Craven Allen Gallery is located at 1106 ½ Broad Street in Durham. Gallery hours are from 10 a.m. to 6 p.m. Monday through Friday, and 10 a.m. to 4 p.m. on Saturday. For more information, please call the gallery at 286-4837 or visit www.CravenAllenGallery.com.

     

ALEX HARRIS: STATEMENT

My childhood home in Georgia, though privileged and suburban, was oddly ephemeral. My family had gone through several divorces and all the neighborhood families I knew either split up or moved away. I think now that is why I was so drawn to live and photograph in the oldest and most traditional settlements in North America: the remote Inuit villages of Alaska, and the isolated Hispanic communities of northern New Mexico. As a photographer, I was eager to come as close as I could to the lives of the people in my pictures.

By the time I arrived in Cuba, I was no longer the same person who looked through the lens of my camera in search of family and community. I had my own family.
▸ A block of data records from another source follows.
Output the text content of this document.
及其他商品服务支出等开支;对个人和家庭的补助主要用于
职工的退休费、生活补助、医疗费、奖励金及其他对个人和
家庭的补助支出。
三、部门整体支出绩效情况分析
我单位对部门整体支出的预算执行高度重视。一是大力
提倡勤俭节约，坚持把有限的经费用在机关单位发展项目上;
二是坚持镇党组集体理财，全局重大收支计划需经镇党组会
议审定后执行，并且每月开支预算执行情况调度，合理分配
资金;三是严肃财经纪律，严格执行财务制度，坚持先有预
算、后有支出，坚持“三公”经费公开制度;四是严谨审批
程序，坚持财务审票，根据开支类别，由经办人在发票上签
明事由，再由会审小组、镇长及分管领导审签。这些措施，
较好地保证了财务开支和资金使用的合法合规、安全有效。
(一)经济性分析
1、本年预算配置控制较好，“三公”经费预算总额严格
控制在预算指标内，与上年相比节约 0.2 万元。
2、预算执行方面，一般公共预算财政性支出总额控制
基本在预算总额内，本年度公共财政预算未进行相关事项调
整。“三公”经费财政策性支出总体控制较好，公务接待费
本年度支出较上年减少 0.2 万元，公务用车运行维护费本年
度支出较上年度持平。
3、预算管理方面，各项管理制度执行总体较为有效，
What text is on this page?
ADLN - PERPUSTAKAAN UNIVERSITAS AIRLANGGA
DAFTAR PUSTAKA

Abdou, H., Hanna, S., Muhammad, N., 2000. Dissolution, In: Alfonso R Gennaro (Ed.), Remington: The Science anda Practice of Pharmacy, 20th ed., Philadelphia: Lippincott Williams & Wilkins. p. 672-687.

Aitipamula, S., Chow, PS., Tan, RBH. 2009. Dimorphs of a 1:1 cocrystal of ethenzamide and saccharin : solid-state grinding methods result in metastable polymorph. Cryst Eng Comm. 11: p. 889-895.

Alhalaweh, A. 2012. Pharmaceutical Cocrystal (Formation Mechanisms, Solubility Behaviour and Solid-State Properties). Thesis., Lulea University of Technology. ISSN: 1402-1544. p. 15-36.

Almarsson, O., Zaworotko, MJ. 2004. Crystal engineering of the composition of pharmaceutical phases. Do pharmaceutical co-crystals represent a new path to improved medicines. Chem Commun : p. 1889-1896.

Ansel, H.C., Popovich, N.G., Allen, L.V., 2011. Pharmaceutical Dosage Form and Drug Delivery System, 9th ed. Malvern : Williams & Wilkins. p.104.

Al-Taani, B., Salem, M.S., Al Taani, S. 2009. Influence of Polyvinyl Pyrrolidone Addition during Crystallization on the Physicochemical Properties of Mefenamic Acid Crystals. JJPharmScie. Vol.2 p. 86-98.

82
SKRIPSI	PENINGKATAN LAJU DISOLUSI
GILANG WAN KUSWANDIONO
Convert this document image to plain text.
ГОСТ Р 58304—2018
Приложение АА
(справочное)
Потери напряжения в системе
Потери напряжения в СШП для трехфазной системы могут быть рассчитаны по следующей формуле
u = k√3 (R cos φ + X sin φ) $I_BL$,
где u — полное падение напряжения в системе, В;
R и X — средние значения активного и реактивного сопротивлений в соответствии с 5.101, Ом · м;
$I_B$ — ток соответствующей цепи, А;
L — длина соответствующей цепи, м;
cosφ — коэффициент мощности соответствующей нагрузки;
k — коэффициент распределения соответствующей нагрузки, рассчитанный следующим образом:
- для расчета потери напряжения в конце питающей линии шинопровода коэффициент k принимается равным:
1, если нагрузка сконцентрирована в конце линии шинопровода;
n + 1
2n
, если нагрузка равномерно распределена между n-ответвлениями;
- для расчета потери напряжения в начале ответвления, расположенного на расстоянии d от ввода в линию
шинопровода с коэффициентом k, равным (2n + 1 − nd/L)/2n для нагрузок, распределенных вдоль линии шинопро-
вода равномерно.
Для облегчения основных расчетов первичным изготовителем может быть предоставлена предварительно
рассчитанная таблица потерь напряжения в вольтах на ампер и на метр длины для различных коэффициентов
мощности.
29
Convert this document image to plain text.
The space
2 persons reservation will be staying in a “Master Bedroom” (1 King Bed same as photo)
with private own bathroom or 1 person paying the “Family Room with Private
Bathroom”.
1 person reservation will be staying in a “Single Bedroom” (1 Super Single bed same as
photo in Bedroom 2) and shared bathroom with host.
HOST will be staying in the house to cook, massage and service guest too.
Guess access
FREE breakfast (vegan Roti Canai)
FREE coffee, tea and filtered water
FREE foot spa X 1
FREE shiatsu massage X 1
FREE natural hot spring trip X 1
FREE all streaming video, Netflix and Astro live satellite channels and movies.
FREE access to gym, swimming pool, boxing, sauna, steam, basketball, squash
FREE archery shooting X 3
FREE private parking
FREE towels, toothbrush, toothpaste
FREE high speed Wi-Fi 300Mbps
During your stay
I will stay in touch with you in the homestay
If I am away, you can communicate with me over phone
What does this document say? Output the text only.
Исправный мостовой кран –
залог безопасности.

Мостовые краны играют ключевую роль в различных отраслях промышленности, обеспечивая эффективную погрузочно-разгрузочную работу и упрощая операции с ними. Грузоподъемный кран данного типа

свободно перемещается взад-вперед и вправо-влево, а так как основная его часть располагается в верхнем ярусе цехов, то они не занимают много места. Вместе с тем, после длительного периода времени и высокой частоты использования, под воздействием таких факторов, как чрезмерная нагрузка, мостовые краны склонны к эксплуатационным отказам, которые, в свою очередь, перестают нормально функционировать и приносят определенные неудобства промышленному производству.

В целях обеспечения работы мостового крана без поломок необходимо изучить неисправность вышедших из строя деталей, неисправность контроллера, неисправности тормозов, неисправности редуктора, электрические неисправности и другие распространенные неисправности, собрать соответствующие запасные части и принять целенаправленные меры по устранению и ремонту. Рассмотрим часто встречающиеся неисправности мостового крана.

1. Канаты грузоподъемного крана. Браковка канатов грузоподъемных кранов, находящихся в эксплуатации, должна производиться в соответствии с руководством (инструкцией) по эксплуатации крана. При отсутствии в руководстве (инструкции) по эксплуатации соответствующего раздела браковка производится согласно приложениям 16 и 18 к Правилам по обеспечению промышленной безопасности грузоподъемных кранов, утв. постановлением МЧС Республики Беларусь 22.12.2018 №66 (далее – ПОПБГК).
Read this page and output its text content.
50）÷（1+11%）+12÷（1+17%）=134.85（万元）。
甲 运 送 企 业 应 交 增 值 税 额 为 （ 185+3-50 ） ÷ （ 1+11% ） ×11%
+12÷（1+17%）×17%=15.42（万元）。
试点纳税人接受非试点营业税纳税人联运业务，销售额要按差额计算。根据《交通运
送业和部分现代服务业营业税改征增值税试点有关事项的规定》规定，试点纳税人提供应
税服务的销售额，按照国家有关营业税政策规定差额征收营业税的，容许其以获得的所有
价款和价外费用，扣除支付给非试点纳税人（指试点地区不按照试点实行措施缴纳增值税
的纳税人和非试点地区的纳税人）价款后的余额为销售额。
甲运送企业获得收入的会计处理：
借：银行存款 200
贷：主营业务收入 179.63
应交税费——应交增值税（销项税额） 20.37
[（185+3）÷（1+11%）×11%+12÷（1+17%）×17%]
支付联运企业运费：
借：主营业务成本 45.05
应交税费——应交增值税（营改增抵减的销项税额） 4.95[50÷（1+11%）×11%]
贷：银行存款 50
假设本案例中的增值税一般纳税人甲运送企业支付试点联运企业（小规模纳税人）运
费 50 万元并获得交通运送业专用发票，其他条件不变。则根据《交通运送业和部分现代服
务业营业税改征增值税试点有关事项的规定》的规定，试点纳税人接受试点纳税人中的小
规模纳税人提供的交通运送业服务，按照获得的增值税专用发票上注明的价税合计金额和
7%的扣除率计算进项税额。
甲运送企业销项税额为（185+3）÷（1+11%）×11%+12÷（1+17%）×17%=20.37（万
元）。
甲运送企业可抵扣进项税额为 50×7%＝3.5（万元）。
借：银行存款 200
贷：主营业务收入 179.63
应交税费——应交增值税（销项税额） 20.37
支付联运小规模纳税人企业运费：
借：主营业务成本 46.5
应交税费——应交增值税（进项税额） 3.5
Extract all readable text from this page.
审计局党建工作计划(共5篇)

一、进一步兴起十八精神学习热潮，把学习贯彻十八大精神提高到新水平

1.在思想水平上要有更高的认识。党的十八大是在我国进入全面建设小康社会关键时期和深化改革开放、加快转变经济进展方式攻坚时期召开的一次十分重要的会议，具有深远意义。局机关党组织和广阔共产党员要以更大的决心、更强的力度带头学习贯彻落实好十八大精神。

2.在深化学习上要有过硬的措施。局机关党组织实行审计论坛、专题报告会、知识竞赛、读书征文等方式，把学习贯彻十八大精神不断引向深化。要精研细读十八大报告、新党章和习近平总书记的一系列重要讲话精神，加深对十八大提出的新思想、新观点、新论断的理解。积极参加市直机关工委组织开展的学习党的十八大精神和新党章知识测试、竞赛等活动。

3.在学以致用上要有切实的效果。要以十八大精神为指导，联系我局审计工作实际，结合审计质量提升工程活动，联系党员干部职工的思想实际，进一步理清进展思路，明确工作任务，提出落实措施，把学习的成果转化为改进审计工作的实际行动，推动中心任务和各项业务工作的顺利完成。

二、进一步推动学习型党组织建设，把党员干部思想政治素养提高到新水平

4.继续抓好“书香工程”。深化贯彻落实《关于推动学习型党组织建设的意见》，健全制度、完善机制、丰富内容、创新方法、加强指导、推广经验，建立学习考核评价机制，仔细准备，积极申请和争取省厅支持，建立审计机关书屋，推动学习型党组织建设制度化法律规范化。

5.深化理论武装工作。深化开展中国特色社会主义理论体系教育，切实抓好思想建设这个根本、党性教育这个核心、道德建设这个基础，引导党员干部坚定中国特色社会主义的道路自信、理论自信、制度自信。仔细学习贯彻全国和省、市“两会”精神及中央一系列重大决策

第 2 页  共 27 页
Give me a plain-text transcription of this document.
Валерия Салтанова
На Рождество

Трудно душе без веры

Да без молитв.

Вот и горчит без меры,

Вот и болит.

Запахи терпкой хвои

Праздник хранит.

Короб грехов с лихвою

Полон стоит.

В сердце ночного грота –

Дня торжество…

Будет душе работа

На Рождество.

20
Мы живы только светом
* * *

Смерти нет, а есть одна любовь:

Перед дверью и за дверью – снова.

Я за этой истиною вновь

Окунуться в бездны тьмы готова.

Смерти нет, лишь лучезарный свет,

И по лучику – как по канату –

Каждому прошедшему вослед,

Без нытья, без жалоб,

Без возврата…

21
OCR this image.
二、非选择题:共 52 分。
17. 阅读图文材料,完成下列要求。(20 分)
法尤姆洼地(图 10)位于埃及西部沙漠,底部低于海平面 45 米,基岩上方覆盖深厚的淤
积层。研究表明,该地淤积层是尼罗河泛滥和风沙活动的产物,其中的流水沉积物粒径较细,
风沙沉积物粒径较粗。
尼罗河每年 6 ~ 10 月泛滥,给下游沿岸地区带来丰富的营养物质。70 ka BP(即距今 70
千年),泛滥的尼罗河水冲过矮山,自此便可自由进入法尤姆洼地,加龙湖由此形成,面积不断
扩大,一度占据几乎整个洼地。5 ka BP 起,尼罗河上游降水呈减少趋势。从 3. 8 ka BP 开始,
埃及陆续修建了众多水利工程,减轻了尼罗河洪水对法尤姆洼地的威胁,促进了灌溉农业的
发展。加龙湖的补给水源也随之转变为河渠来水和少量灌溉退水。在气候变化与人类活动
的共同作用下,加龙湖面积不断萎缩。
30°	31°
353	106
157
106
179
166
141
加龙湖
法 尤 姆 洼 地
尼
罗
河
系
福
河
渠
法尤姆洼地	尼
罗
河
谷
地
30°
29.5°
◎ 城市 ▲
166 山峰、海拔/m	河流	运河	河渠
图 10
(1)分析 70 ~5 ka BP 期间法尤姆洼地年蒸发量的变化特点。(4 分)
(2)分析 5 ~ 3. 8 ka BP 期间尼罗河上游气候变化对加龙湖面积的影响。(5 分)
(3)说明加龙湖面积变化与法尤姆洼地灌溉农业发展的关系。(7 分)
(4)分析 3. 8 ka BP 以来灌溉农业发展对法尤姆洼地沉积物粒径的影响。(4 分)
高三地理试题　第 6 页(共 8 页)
And I was finally interested in photography itself, in what my pictures could tell me that I wasn’t already searching for or didn’t already know. I was also aware one crucial thing from my earlier work as a photographer that served me well in Cuba and guides me in my work today: how to immerse myself in a world and at the same time observe it, how to step back from the moment I am experiencing and take a picture – how to be at once near and far.